Who ART You? 24

It was somewhere after the year 1650. It is not a time in history in which you think of a woman as having the potential, desire or capability to become the breadwinner for the home. And yet, Mary Beale wasn’t your typical female artist. Here is her story, from Wikipedia, one that is both inspirational and remarkable.

Mary Beale, Self-Portrait

Mary Beale, Self-Portrait

Mary Beale (née Cradock; late March 1633 – 8 October 1699) was one of the most successful professional female Baroque-era portrait painters of the late 17th century due to her perseverance of her business. Praised by Richard Gibson and court painter Peter Lely, she is considered as successful as Joan Carlile.  Joan Carlile was also an English portrait painter, who was one of the first women to practise painting professionally. Mary Beale managed to be the financial provider for her family through her professional portrait business. Her book Observations, though never officially published, was one of the first instructional books ever written by a woman, and boldly announced her authority on painting. Mary Beale stood apart from other women due to her outspokenness and successful business that allowed her to be the breadwinner of the family.

The most common way to learn how to paint at the time was to copy great works and masterpieces that were accessible. Mary Beale preferred to paint in oil and water colours. Whenever she did a drawing, she would draw in crayon. Peter Lely, who succeeded Anthony van Dyck as the court painter, took a great interest in Mary's progress as an artist, especially since she would practice painting by imitating some of his work.Mary Beale started working by painting favours for people she knew in exchange for small gifts or favors.Charles Beale kept close record of everything Mary did as an artist.

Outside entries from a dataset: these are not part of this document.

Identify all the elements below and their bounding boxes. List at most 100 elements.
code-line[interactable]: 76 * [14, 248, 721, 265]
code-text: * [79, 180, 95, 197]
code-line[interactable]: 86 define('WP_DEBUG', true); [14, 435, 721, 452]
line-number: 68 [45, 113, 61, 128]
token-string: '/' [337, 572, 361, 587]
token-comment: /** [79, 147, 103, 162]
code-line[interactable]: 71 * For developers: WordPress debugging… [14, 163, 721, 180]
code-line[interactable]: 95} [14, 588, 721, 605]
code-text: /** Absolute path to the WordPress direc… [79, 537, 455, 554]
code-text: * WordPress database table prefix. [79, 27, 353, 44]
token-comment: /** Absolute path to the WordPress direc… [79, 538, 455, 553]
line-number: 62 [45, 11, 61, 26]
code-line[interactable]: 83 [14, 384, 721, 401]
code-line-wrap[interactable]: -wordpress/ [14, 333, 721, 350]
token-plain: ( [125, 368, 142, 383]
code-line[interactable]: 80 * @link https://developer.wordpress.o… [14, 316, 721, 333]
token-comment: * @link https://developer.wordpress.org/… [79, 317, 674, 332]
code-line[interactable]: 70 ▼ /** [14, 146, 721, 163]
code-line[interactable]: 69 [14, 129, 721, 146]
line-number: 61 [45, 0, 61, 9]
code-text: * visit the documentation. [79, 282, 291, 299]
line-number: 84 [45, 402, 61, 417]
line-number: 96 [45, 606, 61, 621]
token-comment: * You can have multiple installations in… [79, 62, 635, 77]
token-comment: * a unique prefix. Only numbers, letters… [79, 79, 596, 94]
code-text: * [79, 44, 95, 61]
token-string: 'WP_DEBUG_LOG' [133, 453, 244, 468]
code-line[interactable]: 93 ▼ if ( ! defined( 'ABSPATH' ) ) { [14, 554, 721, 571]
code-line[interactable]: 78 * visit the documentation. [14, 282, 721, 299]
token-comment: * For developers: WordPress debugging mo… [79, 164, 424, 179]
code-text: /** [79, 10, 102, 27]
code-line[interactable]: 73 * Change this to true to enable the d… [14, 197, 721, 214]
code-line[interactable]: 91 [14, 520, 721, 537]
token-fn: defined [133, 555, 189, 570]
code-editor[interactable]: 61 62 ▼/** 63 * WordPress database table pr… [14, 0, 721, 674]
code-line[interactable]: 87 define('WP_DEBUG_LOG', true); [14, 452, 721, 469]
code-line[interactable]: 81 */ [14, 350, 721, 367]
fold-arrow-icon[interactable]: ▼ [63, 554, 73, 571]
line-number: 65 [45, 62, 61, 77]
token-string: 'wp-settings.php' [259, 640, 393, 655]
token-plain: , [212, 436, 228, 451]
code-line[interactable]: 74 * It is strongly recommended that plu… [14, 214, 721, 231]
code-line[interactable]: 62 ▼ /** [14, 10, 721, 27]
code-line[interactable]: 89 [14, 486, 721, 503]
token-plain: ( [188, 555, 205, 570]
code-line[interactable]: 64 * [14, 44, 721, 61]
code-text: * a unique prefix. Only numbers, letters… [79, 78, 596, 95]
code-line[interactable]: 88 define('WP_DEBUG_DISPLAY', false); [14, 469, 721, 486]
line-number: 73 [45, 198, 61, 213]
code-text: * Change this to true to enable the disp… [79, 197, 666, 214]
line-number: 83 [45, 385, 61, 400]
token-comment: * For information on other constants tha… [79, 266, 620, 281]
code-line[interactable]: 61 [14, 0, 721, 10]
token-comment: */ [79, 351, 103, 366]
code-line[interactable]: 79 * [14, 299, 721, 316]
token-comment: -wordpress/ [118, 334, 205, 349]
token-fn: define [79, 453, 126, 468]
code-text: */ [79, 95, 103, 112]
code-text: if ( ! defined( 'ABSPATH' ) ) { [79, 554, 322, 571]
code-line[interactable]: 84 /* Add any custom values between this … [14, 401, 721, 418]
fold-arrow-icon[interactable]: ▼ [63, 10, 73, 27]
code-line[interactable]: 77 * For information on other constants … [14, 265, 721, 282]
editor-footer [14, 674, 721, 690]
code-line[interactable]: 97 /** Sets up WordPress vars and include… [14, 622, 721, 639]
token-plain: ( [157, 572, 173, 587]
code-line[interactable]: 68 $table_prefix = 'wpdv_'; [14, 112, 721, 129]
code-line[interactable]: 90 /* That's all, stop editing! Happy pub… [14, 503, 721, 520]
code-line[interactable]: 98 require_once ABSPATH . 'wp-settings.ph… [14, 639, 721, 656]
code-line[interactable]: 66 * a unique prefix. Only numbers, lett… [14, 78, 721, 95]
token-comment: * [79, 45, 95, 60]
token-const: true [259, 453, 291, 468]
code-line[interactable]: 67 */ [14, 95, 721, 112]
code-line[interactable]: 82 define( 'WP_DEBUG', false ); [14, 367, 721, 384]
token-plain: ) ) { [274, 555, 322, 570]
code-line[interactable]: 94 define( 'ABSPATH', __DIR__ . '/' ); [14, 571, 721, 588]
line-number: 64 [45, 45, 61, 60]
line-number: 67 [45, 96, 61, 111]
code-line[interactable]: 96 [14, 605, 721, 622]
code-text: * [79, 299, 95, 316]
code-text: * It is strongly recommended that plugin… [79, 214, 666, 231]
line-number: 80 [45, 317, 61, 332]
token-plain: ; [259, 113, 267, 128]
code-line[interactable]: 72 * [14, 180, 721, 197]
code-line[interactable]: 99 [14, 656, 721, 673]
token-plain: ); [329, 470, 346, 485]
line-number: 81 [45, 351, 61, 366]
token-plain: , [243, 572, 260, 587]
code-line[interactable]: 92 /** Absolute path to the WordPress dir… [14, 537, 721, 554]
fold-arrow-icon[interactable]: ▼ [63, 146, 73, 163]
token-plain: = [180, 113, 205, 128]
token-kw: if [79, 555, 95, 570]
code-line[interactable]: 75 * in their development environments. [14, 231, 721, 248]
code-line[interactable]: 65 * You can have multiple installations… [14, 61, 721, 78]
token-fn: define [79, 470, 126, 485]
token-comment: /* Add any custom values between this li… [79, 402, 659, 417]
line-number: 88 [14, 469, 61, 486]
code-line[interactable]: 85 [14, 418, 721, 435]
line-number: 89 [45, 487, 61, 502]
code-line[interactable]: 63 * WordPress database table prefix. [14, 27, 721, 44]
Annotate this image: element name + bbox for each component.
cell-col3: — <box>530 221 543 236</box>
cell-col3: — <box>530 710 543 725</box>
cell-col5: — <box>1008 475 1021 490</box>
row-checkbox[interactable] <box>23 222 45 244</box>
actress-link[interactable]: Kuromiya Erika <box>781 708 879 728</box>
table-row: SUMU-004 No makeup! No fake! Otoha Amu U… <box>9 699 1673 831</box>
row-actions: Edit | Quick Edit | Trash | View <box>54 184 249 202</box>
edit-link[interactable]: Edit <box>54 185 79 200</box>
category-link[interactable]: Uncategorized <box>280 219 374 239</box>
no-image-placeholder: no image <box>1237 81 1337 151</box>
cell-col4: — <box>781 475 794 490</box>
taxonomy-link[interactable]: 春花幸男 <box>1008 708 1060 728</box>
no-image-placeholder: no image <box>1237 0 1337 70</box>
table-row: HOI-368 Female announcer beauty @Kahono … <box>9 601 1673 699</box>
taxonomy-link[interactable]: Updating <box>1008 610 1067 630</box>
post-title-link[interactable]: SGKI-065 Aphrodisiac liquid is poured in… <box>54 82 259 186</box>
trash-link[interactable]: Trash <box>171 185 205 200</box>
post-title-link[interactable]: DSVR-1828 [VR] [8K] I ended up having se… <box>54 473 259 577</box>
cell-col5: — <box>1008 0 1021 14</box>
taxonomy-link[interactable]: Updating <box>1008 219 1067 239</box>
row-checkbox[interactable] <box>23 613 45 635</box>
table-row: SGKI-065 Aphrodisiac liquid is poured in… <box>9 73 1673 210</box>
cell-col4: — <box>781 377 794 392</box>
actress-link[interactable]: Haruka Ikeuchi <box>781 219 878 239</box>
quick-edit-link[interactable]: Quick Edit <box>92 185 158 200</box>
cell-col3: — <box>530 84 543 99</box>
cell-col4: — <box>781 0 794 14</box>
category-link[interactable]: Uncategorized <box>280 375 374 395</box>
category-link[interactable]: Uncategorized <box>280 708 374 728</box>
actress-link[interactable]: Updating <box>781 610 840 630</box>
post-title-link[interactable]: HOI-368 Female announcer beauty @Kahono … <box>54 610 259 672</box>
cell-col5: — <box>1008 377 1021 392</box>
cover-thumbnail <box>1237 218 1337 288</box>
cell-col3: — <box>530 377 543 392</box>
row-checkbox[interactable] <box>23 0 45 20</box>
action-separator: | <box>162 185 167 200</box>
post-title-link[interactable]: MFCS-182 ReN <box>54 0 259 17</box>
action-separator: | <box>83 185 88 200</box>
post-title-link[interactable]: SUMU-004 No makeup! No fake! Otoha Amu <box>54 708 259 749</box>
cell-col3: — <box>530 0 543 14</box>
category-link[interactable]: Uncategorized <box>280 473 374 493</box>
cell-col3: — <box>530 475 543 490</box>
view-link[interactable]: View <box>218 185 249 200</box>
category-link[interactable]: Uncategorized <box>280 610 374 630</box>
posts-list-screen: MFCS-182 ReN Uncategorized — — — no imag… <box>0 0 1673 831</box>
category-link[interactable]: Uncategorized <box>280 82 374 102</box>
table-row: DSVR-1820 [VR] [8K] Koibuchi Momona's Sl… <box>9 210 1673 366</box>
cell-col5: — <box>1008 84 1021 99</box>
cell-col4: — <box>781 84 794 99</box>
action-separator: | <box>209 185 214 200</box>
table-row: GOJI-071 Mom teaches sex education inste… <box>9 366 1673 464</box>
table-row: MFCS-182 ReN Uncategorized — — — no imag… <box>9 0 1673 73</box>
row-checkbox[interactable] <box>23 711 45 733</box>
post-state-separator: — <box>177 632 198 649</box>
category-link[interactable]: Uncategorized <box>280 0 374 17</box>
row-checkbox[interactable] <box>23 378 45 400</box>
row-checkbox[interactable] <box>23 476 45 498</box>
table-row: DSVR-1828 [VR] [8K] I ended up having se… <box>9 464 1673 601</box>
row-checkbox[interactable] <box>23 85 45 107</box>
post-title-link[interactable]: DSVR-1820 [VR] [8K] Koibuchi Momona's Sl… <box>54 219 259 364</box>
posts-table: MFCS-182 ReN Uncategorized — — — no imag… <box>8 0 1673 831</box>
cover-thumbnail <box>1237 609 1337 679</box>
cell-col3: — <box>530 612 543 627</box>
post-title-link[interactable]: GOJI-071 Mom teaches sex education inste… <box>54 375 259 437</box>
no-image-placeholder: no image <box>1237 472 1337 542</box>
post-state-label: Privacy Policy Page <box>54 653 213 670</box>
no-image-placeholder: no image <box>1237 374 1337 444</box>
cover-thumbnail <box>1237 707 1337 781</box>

He would take notes on how she painted, what business transactions took place, who came to visit, and what praise she would receive. Charles wrote thirty notebooks' worth of observations over the years, calling Mary "my dearest heart". She became a semi-professional portrait painter in the 1650s and 1660s, working from her home, first in Covent Garden and later in Fleet Street in London.

In 1663, Mary Beale published Observations. It is a non-published piece of instructional writing that starts by critiquing how to paint apricots. Observations also shows a good partnership and collaboration effort between Mary and Charles. It boldly declared Mary Beale as an artist to remember. Mary Beale also wrote a manuscript called Discourse on Friendship in 1666 and four poems in 1667.

The key for a female to become a successful professional painter was to earn a good reputation. It could be easy to misconstrue strangers entering a woman's home for a business transaction as something that would portray the woman in an impure light. Once Mary did start painting for money in the 1670s, she carefully picked whom she would paint, and used the praise of her circle of friends to build a good reputation as a painter. Some of these people included Queen Henrietta Maria and John Tillotson, a clergyman from St James' Church, a close friend of Mary Beale who eventually became the Archbishop of Canterbury. It may be due to Mary's father, John, who was a rector, or her close connection to Tillotson that kept the clergymen of St James' as consistent customers.{original research} Mary's connection to Tillotson as well as her strong Puritan marriage to Charles worked in her favour in building up her good reputation. Mary Beale typically charged five pounds for a painting of a head and ten pounds for half of a body for oil paintings. She made about two hundred pounds a year and gave ten per cent of her earnings to charity. This income was enough to support her family, and she did so. Needless to say, it is truly remarkable that Mary Beale was responsible for being the breadwinner of the family. By 1681 Mary's commissions were beginning to diminish.

In 1681, Mary Beale took on two students, Keaty Trioche and Mr. More, who worked with her in the studio. In 1691, Sarah Curtis from Yorkshire became another student of Mary's. Sarah had similar behaviours and dispositions as Mary. Mary Beale died on 8 October 1699. Her death was mistaken for the death of Mary Beadle, whose recorded death is on 28 December 1697. Not much is known about her death besides that she died in a house on Pall Mall and was buried under the communion table of St James's Church, Piccadilly.

Mary Beale's paintings are often described as "vigorous" and "masculine". (It was common to praise a woman for her work by calling her "masculine".) The colour is seen as pure, sweet, natural, clear and fresh, although some critics see her colouring as "heavy and stiff". Due to copying Italian masterpieces as practice, Mary Beale is said to have acquired "an Italian air and style". Not too many could compete with her "colour, strength, force, or life". Sir Peter Lely admired Beale's work, saying she "worked with a wonderful body of colour, and was exceedingly industrious." Others criticise her work as weak in expression and finish with disagreeable colours and poorly rendered hands. It is sometimes described as "scratchy" with a "limited colour palette" and too closely imitates the work of Lely.

I’m not party to criticism or praise of Mary’s work, but I do admire a woman who isn’t afraid to go after what she wants.